No obstante, desde el momento en que fueron vacunados, el temor se cernió como un monstruo sobre la casa de Mendel Singer. Y la inquietud atravesó los corazones como un viento constante, tórrido, abrasador. Deborah podía suspirar sin que su marido la reprendiera. Cuando rezaba, mantenía el rostro hundido entre las manos durante más tiempo que antes, como tratando de crear sus propias noches, para enterrar en ellas el temor, y sus propias tinieblas, para a su vez hallar en ellas la gracia. Pues creía, tal y como está escrito, que la luz de Dios resplandece en las tinieblas y que su bondad ilumina la oscuridad. Pero los ataques de Menuchim no cesaron. Los niños mayores crecían y crecían. Su salud, como si fuera enemiga de Menuchim, el enfermo, alborotaba maliciosa en los oídos de la madre. Era como si los niños sanos obtuvieran su fuerza del achacoso, y Deborah odiaba su griterío, sus mejillas rojas, sus extremidades rectas. Peregrinó al cementerio bajo la lluvia y el sol. Se dio de cabeza contra las piedras de arenisca cubiertas de musgo que crecían sobre las osamentas de sus antepasados. Conjuró a los muertos, cuyas silenciosas y consoladoras respuestas creyó escuchar. Por el camino de regreso a casa tembló con la esperanza de encontrar a su hijo curado. Desatendió el fuego en el hogar. La sopa rebosaba, los cuencos de arcilla se rompían, las cacerolas se oxidaban, los vasos de brillos verdosos saltaban en pedazos con un fuerte estallido, el cilindro que cubría la lámpara de petróleo se oscureció, ennegrecido por el hollín, la mecha se carbonizó hasta convertirse en un muñoncillo, la suciedad de muchas suelas y de muchas semanas recubrió las maderas del suelo, la manteca se derretía en la marmita, los botones cayeron de las camisas de los niños, secos, como las hojas de los árboles antes de que llegue el invierno.

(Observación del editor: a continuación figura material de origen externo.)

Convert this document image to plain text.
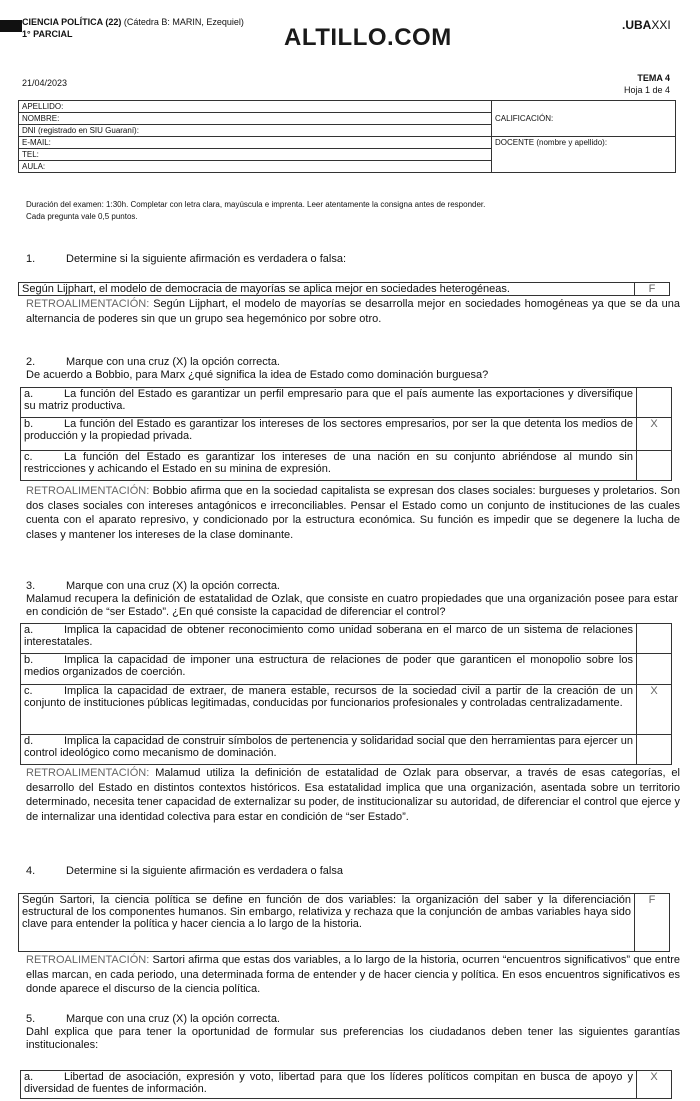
CIENCIA POLÍTICA (22) (Cátedra B: MARIN, Ezequiel)
1° PARCIAL	ALTILLO.COM	.UBAXXI
21/04/2023	TEMA 4
Hoja 1 de 4
APELLIDO:	CALIFICACIÓN:
NOMBRE:	
DNI (registrado en SIU Guaraní):	
E-MAIL:	DOCENTE (nombre y apellido):
TEL:	
AULA:	
Duración del examen: 1:30h. Completar con letra clara, mayúscula e imprenta. Leer atentamente la consigna antes de responder.
Cada pregunta vale 0,5 puntos.
1.	Determine si la siguiente afirmación es verdadera o falsa:
Según Lijphart, el modelo de democracia de mayorías se aplica mejor en sociedades heterogéneas.	F
RETROALIMENTACIÓN: Según Lijphart, el modelo de mayorías se desarrolla mejor en sociedades homogéneas ya que se da una alternancia de poderes sin que un grupo sea hegemónico por sobre otro.
2.	Marque con una cruz (X) la opción correcta.
De acuerdo a Bobbio, para Marx ¿qué significa la idea de Estado como dominación burguesa?
a. La función del Estado es garantizar un perfil empresario para que el país aumente las exportaciones y diversifique su matriz productiva.	
b. La función del Estado es garantizar los intereses de los sectores empresarios, por ser la que detenta los medios de producción y la propiedad privada.	X
c. La función del Estado es garantizar los intereses de una nación en su conjunto abriéndose al mundo sin restricciones y achicando el Estado en su minina de expresión.	
RETROALIMENTACIÓN: Bobbio afirma que en la sociedad capitalista se expresan dos clases sociales: burgueses y proletarios. Son dos clases sociales con intereses antagónicos e irreconciliables. Pensar el Estado como un conjunto de instituciones de las cuales cuenta con el aparato represivo, y condicionado por la estructura económica. Su función es impedir que se degenere la lucha de clases y mantener los intereses de la clase dominante.
3.	Marque con una cruz (X) la opción correcta.
Malamud recupera la definición de estatalidad de Ozlak, que consiste en cuatro propiedades que una organización posee para estar en condición de “ser Estado”. ¿En qué consiste la capacidad de diferenciar el control?
a. Implica la capacidad de obtener reconocimiento como unidad soberana en el marco de un sistema de relaciones interestatales.	
b. Implica la capacidad de imponer una estructura de relaciones de poder que garanticen el monopolio sobre los medios organizados de coerción.	
c. Implica la capacidad de extraer, de manera estable, recursos de la sociedad civil a partir de la creación de un conjunto de instituciones públicas legitimadas, conducidas por funcionarios profesionales y controladas centralizadamente.	X
d. Implica la capacidad de construir símbolos de pertenencia y solidaridad social que den herramientas para ejercer un control ideológico como mecanismo de dominación.	
RETROALIMENTACIÓN: Malamud utiliza la definición de estatalidad de Ozlak para observar, a través de esas categorías, el desarrollo del Estado en distintos contextos históricos. Esa estatalidad implica que una organización, asentada sobre un territorio determinado, necesita tener capacidad de externalizar su poder, de institucionalizar su autoridad, de diferenciar el control que ejerce y de internalizar una identidad colectiva para estar en condición de “ser Estado”.
4.	Determine si la siguiente afirmación es verdadera o falsa
Según Sartori, la ciencia política se define en función de dos variables: la organización del saber y la diferenciación estructural de los componentes humanos. Sin embargo, relativiza y rechaza que la conjunción de ambas variables haya sido clave para entender la política y hacer ciencia a lo largo de la historia.	F
RETROALIMENTACIÓN: Sartori afirma que estas dos variables, a lo largo de la historia, ocurren “encuentros significativos” que entre ellas marcan, en cada periodo, una determinada forma de entender y de hacer ciencia y política. En esos encuentros significativos es donde aparece el discurso de la ciencia política.
5.	Marque con una cruz (X) la opción correcta.
Dahl explica que para tener la oportunidad de formular sus preferencias los ciudadanos deben tener las siguientes garantías institucionales:
a.	Libertad de asociación, expresión y voto, libertad para que los líderes políticos compitan en busca de apoyo y diversidad de fuentes de información.	X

Un día, una semana antes de los grandes días de fiesta—el verano se había convertido en lluvia, y la lluvia quería convertirse en nieve—, Deborah agarró el cesto con su hijo, le puso unas mantas de lana por encima, lo colocó sobre el carro del cochero Sameschkin y se marchó a Kluczýsk, donde vivía el rabino. El asiento estaba suelto sobre la paja y se escurría con cada movimiento del carro. Deborah lo contenía tan sólo con el peso de su cuerpo. Estaba vivo. Quería brincar. La calle estrecha y retorcida aparecía cubierta por un lodo gris plata, en el que se hundían las botas altas de aquellos a los que adelantaban y las ruedas del carro hasta la mitad. La lluvia velaba los campos, disolvía el humo sobre las cabañas dispersas, con una paciencia infinita y delicada molía cualquier sólido que encontrara. La piedra caliza que brotaba aquí y allá como un diente blanco de la tierra negra. Los troncos serrados al borde del camino. Los olorosos tablones apilados unos encima de otros frente a la entrada del aserradero. También el pañuelo de cabeza de Deborah y las mantas de lana bajo las que yacía enterrado Menuchim. Ni una sola gota debía mojarle. Deborah calculó que aún le quedaban cuatro horas de viaje. Si la lluvia no cesaba, tendría que detenerse ante la posada y secar las mantas, beber un té y comerse los brezel con semilla de amapola que había traído consigo y que estaban ya húmedos. Eso podría costar cinco copecs, cinco copecs que no se podían gastar a la ligera. Dios tuvo compasión. Dejó de llover. Sobre los presurosos jirones de nubes palidecía un sol fundido. Apenas una hora. Al final se hundió en una nueva y más profunda penumbra.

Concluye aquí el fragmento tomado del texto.